All of the SBs I've dated, every single one, was also dating other SDs while dating me. And I very much preferred it that way. I am poly by nature, NOT a serial monogamist. I never wanted any young woman to be 100% dependent on me for her sexual and financial well being.
When the pandemic hit I stopped all my socializing including sugar dating. I endured 3 months of self imposed celibacy. It was not fun. But returning to my old ways seemed impossibly risky. I decided that it might be possible to resume sugar dating with just one person if we were both truly trustworthy and willing to have an exclusive arrangement. Accordingly, I sent out feelers to all the SBs I'd been dating when the pandemic hit.
Turns out one had quit sugar dating entirely, several had moved away, etc. The one I'd dated for 2 years was just about to move out of state to live with her BF. But one girl, an incredibly amazing 22yo, said yes, she'd be interested in resuming our arrangement on new, more careful terms.
We both got covid tested and had negative results. We talked at length about what kind of precautions and risk tolerance we had. And we made one very key new agreement. We are not promising to be sexually exclusive with each other. Asking for that promise just encourages lying imo. What we did agree is that we'd fully disclose to each other if we had been intimate/exposed to any new person for any reason since our last date. Then the other person could make an informed decision about how or whether to continue.

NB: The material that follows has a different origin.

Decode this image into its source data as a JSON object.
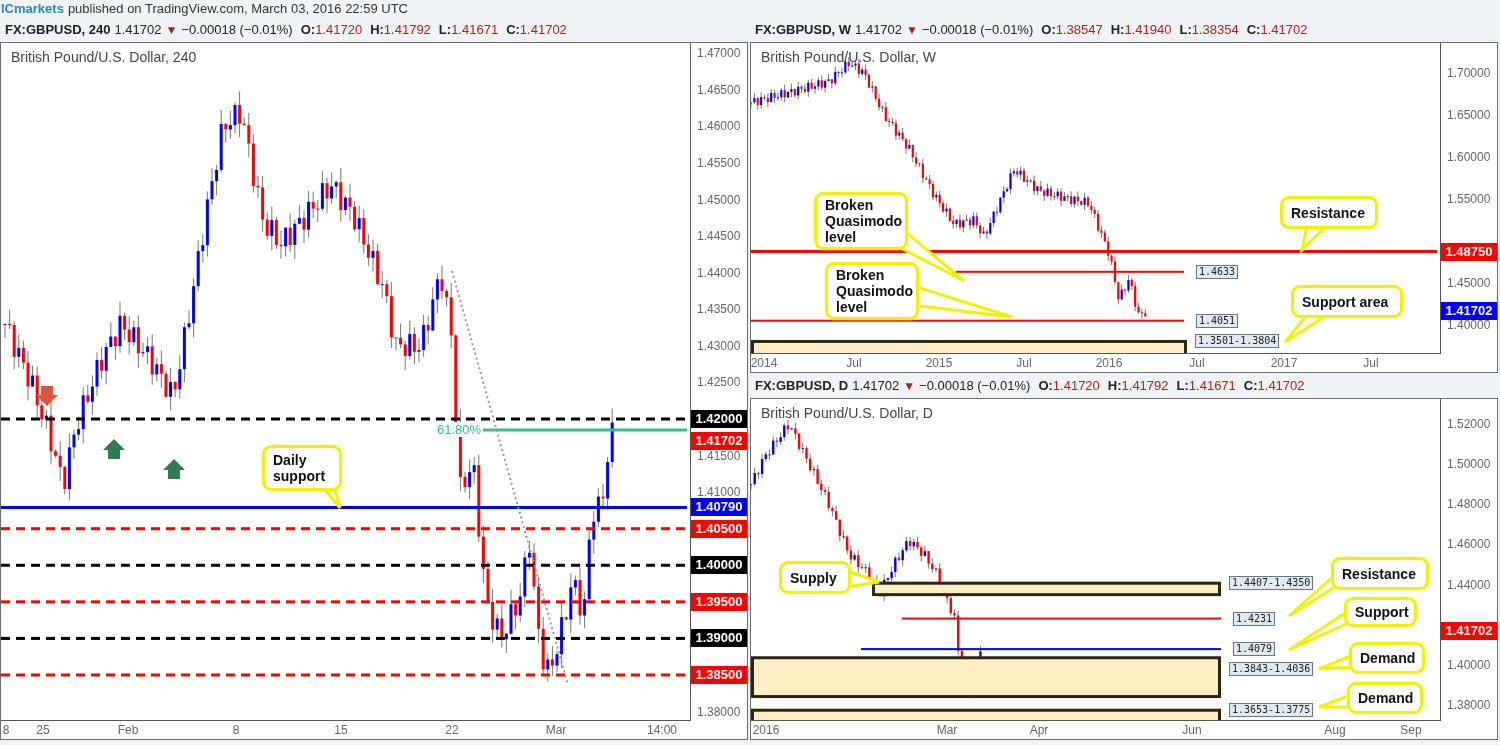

So far we've had 3 fabulous dates since we resumed. I am still on SA. But I'm not actively trying to build a rotation. My fantasy of having a varied sex life is on hold for now. But the reality of having one spectacular young woman in my life is meeting the majority of my needs and I can't wait to see her again.
I know that my decisions about how to navigate our current world may vary from yours. I make no judgements, just offering my personal process and thoughts for whatever it may be worth. I am curious to know how you guys are managing to have fun and stay safe, and what level of changes you have accepted in your personal life. I hope you're all doing ok out there.